Улучив минутку, когда у трапа ведущего сюда, наверх, нет дежурного матроса, мы с сестрой быстро взбегаем по лестнице. Здесь столько интересного — и молящиеся татары, и непривычная нам важная публика, а главное, отсюда видны сразу оба берега реки и встречные пароходы, с которыми наш перекликается длинными густыми гудками. А если посчастливится, то можно поглядеть, как мы догоняем такого же белого красавца, как наш, или же огорчиться и обидеться из-за того, что нас обходит один из недавно появившихся на реке теплоходов. Тут уж и все пассажиры и вся команда собираются на обеих палубах. И сколько же страсти и азарта вырывается из них в эти минуты! Все волнуются так, как будто бы решается их личная судьба, — радуются, огорчаются, кричат, машут руками… Как бы не отстать, как бы обставить соперника!
— Неужто нельзя машине прибавить ходу?
— Да машинист растяпа!
— Господи! Что же это капитан ему не прикажет!
А капитан… ах, капитан, он нервничает больше всех: это ведь ему честь, если он победит, ему стыд, коли проиграет. И он беспокойно шагает по штурманской рубке. Выскакивает на палубу. То и дело говорит что-то по переговорной трубке в машинное отделение. Приказывает боцману — перевести часть пассажиров на другой борт, а то у парохода крен на одну сторону, а стало быть, и бежит он от этого хуже…
Боцман выпроваживает зрителей на нос парохода, но они, обойдя противоположную палубу, сейчас же с кормы возвращаются обратно: нет сил покинуть поле сражения…
А состязание проходит пока с переменным успехом. Пароход подрагивает от напряжения. Но вот стало заметно, как конкурент вершок за вершком начал выдвигаться вперед. Видно, как торжествующие пассажиры на борту нашего противника радуются победе. На вражеской корме появляется матрос и протягивает в нашу сторону конец каната. Дескать, давайте, возьмем вас на буксир!.. Это самое горестное унижение…
Все! Мы проиграли! Соперник отрывается от нас все дальше и дальше. Машины переходят на обычный режим работы. Капитан покидает штурманскую рубку. Пассажиры разбредаются по каютам. Мы мирно, покойно плывем по огромной, сверкающей на солнце реке мимо темных лесов, зеленых лугов и серых деревушек… Дежурный матрос идет по палубе со шваброй, протирает пол и гонит нас вниз.
Но ведь и внизу можно интересно провести время. Мы надолго останавливаемся у застекленной стенки, которая огораживает машинное отделение.

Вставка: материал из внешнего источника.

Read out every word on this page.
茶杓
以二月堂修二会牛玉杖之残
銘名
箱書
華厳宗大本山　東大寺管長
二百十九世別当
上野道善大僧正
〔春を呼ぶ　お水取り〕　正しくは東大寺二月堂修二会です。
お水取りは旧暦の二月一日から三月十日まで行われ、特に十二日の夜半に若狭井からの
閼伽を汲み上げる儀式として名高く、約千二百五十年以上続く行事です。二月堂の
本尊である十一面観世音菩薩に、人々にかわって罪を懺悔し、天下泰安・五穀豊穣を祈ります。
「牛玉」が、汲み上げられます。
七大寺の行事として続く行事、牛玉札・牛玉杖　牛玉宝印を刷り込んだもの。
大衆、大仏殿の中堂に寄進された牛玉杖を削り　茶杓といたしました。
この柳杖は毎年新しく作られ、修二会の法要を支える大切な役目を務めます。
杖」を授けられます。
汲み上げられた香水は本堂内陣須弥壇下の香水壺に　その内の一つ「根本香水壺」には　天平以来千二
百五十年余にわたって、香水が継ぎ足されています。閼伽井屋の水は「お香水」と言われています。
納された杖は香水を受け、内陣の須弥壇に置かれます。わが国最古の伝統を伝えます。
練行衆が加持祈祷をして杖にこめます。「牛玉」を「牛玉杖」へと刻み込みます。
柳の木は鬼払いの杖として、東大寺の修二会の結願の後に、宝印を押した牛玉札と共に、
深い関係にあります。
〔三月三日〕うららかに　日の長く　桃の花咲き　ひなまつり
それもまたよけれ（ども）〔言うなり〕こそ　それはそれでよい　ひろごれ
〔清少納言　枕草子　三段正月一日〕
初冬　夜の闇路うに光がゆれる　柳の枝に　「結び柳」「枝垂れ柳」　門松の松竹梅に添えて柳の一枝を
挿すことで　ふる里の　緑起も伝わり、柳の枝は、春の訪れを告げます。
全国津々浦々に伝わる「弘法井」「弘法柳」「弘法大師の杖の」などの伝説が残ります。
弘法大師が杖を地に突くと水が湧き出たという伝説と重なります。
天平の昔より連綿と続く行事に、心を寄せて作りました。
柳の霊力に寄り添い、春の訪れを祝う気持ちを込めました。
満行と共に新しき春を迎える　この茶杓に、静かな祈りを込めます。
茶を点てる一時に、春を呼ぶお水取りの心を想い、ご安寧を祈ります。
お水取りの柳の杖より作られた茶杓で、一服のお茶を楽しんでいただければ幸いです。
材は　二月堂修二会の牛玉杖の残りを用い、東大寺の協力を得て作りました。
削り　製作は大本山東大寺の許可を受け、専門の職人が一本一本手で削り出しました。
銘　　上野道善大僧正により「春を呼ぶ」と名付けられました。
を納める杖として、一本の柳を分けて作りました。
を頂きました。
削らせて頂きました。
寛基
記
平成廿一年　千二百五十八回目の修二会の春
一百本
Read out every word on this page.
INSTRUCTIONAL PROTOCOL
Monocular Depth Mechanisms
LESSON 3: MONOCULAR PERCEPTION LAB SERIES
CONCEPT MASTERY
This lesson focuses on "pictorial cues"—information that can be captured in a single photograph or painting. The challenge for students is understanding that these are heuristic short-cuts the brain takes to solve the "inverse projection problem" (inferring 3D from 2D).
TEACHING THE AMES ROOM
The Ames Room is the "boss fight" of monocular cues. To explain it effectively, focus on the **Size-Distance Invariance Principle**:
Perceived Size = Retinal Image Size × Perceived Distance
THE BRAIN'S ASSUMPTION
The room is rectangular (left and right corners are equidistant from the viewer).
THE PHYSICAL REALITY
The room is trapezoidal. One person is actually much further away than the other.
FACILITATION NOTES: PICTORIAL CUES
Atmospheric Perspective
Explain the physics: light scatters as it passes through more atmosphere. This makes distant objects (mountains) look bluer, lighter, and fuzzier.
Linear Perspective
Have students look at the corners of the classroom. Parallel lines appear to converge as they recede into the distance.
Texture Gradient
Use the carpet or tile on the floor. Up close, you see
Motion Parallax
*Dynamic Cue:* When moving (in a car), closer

Невозможно отвести глаз от громадных, толстых, как бревна, рычагов, которые, вырываясь откуда-то изнутри помещения, вращают сверкающий вал, пересекающий все судно. Монотонное, могучее это движение, кажется, ничем нельзя остановить. Оно притягивает к себе, и мы, зачарованные, смотрим и смотрим на него, испуганные и восхищенные. Иногда между этими железными бревнами появляется мальчишка в черной замасленной рубахе и бесстрашно и сноровисто втыкает длинное горлышко масленки в какие-то крохотные дырочки на мелькающих рычагах и кормит машину маслом. А мы замираем от страха — вдруг машина невзначай подхватит паренька, начнет таскать, бить и кромсать его тело своими блестящими отполированными лапами! Но смазчик легко и уверенно ходит между движущимися частями машины, по-хозяйски трогает их рукою. Ненадолго подымает вверх голову, равнодушно и серьезно взглядывает на нас и, отвернув в сторону измазанное лицо, исчезает в темном пространстве машинного отделения.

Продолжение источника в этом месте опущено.